Her ülkede hükümetler sosyal kamu harcamaları kullanarak gelir eşitsizliği ve yoksulluğu azaltmaya çalışmaktadırlar. Bir ülkenin milli gelirinden sosyal kamu harcamalarına ayrılan payın büyüklüğü, o ülkenin gelişmişlik seviyesini gösterir. Eğitim, sağlık, sosyal güvenlik harcamaları, sosyal transfer harcamaları, Türk bütçe sistemindeki ifadesiyle, “sosyal koruma harcamaları” da sosyal kamu harcamaları kapsamına girmektedir. Sosyal koruma harcamaları hastalık, tedavi, özürlülük, yaşlılık, aile, çocuk, işsizlik, sosyal dışlanma gibi alanlarda yapılan harcamaların toplamını göstermektedir.
2014-2023 yılları arasında sosyal kamu harcamaları önce yavaş daha sonra hızlı bir artış göstermiştir. Büyümenin sosyal devlet anlayışının yüksek olduğu toplumlarda büyüme oranın belirleyici olduğu aksi takdirde etkisinin önemsiz olduğudur
2010-2024 arası Türkiye’nin büyüme oranlarındaki (GSMH artışı) dalgalanmalar oldukça dikkat çekicidir. Özellikle 2011 ve 2018-2020 arasındaki düşük büyüme dönemleri arasında ciddi farklar vardır.
2014-2023 yılları arasında sosyal kamu harcamaların GSMH içindeki payı2020 yılında %13,1 ile en yüksek seviyeye ulaşan bu oran, 2022’de %8,6’ya, 2023’te %10,1’e çıkmasına rağmen 2020 düzeyini yakalayamamıştır. 2011(%11.1) ve 2021(%11,18)çift haneli büyüme döneminde sosyal kamu harcamalarında büyük artış olmamıştır. Ancak 2018(%0, 37, 2019(% 0,9) ve 2020(%1,8) düşük büyüme oranların olduğu dönemlerde sosyal kamu harcamaları azalmıştır. Grafik 1, Grafik 2 ve Grafik 3 göre GSMH artış olduğu dönemlerde sosyal kamu harcamaları artış gösterirken azalış olduğu dönemlerde seviyesini korumaya çalışmıştır.

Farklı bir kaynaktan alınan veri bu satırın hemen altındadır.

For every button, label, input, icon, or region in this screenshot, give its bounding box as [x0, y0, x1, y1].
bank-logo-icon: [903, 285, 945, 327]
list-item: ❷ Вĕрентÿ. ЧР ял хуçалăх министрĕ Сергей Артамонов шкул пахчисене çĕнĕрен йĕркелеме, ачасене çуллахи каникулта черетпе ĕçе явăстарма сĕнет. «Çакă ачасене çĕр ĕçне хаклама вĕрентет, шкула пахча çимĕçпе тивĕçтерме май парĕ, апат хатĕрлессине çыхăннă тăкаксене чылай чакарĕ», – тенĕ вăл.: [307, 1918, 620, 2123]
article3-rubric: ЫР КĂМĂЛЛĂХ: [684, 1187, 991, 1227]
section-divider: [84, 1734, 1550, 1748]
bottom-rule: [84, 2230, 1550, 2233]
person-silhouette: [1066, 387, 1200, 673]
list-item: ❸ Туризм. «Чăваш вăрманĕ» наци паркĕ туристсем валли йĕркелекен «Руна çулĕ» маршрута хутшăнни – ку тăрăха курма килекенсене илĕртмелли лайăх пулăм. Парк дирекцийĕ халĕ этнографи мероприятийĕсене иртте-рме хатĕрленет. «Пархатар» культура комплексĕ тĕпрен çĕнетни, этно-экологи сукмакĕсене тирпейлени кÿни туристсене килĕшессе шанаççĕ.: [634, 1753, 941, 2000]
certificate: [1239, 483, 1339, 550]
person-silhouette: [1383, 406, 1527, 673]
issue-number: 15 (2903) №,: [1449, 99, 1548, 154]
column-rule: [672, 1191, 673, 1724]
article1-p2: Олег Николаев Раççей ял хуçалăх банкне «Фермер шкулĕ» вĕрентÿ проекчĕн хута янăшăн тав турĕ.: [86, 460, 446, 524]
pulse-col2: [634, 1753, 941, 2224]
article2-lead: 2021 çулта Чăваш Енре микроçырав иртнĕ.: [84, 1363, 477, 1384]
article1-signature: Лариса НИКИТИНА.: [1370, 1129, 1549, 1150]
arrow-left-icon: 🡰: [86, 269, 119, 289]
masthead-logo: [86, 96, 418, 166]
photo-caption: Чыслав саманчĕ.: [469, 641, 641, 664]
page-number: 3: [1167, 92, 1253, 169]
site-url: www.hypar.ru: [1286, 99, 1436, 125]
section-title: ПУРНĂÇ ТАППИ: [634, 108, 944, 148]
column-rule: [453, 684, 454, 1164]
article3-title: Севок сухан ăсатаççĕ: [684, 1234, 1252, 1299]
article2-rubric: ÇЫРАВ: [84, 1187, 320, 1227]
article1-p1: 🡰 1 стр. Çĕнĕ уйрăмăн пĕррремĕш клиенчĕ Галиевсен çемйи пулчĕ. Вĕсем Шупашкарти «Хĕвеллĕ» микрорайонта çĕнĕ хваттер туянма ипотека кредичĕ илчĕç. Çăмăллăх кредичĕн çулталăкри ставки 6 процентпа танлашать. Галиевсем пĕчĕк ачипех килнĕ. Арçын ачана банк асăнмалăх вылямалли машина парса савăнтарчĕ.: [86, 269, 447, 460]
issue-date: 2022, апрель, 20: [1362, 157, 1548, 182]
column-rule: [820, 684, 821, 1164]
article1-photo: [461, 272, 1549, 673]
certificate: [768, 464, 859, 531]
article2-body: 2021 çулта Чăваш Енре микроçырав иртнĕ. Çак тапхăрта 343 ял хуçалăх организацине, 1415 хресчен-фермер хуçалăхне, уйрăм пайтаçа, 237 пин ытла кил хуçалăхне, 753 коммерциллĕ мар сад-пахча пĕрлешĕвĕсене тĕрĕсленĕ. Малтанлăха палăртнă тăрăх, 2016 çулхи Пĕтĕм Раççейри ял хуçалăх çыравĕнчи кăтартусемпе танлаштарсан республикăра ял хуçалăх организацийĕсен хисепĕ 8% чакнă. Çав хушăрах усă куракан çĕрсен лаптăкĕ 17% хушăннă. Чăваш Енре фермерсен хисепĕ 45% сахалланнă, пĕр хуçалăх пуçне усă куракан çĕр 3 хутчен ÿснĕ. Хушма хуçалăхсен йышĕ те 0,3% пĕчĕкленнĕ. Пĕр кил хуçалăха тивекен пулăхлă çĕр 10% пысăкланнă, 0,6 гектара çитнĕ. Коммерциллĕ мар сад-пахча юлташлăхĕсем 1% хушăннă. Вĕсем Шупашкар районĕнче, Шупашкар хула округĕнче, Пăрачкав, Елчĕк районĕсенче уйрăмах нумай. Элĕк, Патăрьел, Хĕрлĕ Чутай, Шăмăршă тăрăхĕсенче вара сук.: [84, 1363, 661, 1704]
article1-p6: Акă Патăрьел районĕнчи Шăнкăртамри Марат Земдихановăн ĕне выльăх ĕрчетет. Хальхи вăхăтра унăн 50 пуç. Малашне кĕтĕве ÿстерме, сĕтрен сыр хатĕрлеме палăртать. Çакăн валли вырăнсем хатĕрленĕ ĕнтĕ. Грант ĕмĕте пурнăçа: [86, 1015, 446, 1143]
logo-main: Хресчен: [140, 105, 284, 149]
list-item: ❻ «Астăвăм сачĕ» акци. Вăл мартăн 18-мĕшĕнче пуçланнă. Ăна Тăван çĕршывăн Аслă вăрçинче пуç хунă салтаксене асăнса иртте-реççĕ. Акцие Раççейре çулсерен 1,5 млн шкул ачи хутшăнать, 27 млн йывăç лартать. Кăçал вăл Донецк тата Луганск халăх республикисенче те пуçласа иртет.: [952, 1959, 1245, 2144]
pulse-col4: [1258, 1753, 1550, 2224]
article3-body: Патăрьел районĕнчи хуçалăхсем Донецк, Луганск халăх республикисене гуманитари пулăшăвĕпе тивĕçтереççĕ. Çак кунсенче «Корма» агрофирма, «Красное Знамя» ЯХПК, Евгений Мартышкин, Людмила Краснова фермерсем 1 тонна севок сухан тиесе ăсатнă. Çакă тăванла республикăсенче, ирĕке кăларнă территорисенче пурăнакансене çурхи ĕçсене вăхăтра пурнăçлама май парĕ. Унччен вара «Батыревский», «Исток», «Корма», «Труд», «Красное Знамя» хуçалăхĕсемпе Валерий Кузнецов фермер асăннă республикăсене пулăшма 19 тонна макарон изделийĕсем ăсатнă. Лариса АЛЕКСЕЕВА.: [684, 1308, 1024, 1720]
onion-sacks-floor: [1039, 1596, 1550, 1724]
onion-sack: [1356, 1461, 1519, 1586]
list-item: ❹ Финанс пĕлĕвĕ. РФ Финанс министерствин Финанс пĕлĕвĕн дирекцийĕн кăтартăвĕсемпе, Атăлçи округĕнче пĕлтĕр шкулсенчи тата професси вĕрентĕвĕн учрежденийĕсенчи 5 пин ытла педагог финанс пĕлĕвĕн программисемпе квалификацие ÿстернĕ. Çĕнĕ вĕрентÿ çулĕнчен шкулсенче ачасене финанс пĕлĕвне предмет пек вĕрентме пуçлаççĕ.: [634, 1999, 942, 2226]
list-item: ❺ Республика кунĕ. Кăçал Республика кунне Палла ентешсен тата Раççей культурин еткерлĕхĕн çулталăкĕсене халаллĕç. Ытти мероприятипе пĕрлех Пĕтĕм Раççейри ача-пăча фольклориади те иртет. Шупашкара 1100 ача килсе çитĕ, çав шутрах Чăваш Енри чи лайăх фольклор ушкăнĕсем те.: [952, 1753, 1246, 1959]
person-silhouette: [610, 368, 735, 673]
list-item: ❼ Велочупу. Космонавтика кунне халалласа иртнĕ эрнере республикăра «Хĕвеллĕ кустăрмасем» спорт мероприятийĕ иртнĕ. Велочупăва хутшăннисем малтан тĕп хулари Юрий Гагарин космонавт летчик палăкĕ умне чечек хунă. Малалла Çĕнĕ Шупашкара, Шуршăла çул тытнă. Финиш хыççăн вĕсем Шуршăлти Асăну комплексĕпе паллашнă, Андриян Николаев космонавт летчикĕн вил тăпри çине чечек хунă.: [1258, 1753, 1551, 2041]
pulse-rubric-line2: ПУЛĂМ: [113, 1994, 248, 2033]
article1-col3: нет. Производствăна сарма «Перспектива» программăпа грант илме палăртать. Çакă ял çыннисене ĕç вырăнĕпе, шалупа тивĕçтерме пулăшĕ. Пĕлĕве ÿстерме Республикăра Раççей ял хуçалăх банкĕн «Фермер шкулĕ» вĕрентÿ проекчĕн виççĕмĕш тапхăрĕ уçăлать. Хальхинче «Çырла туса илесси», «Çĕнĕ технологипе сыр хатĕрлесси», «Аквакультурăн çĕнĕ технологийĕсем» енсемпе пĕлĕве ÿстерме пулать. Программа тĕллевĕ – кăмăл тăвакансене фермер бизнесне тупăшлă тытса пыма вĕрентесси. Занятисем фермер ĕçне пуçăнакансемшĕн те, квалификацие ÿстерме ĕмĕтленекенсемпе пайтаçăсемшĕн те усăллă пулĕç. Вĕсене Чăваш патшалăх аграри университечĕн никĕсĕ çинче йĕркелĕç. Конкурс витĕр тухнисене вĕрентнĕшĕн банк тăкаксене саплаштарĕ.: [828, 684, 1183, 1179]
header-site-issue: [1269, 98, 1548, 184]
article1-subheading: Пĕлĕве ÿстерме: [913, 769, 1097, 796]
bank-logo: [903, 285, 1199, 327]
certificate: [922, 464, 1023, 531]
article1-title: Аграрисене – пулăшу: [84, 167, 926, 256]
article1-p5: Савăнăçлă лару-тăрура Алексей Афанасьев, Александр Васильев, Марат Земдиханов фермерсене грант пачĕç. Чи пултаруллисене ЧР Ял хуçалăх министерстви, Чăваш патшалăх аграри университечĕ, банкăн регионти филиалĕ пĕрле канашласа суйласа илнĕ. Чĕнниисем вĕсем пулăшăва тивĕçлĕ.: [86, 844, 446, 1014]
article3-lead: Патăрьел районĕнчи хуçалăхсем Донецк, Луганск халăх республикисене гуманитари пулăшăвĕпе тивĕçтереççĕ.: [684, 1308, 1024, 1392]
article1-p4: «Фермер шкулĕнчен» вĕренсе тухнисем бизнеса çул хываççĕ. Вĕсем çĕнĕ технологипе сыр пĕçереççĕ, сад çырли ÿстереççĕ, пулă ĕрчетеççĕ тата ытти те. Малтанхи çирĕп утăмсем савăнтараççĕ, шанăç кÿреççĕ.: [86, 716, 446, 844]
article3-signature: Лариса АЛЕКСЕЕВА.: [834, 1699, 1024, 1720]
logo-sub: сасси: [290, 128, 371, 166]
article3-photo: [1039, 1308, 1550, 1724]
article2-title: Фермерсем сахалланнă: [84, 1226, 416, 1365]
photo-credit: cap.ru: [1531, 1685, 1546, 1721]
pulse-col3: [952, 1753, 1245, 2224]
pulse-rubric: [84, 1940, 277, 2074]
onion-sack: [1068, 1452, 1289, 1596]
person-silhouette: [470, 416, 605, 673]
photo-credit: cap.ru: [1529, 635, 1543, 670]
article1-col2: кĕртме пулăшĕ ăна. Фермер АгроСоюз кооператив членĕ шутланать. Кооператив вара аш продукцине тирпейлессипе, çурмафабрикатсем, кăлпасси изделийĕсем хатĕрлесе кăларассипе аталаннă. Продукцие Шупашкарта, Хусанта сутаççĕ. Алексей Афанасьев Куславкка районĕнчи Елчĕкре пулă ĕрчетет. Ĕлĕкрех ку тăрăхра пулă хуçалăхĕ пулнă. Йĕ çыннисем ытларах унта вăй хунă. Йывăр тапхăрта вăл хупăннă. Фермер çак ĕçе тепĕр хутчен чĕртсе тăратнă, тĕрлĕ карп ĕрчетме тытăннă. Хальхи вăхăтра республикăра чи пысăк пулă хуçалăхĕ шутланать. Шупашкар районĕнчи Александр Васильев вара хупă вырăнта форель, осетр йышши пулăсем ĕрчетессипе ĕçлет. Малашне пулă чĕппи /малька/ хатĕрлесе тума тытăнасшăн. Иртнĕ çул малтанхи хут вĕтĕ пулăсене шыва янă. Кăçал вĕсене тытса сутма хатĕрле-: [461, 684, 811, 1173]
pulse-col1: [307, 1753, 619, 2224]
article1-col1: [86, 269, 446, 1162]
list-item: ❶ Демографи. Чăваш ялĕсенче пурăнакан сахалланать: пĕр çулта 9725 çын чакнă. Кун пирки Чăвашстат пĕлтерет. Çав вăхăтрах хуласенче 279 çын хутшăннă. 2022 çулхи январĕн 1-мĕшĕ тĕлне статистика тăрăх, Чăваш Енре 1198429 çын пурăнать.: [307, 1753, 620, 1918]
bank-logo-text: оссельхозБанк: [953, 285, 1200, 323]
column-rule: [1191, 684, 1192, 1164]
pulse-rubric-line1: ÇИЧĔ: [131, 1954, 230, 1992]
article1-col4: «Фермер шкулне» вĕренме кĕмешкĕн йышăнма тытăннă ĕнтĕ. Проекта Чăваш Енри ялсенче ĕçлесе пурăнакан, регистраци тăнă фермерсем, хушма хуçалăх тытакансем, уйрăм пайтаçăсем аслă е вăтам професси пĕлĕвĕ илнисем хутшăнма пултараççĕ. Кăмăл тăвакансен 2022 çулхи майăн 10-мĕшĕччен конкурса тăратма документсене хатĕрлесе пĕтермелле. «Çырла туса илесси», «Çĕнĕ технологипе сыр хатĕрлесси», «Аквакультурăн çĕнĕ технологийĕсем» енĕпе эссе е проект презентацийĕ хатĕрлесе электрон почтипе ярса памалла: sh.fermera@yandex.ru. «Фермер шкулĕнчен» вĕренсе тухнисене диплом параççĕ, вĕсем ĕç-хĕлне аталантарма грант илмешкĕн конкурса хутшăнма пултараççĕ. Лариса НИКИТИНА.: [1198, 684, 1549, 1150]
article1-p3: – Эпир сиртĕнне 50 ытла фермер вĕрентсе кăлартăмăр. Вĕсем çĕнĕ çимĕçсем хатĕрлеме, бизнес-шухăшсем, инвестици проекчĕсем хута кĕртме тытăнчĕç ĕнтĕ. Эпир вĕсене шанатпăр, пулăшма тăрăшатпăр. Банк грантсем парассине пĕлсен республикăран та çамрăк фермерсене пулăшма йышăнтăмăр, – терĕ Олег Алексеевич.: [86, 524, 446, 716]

Sonuç olarak, sosyal kamu harcamaları, kalkınma politikalarının ayrılmaz bir parçasıdır. Bu harcamaların etkinliği, sosyal refahın artmasına ve gelir eşitsizliğinin azalmasına katkı sağlarken, ekonomik büyümenin sürdürülebilirliğini destekleyici bir işlev görmektedir. Bu bağlamda, sosyal kamu harcamalarının planlanması ve uygulanması sürecinde ekonomik büyüme ile sosyal adalet arasında dengeli bir ilişki kurulması gerekmektedir.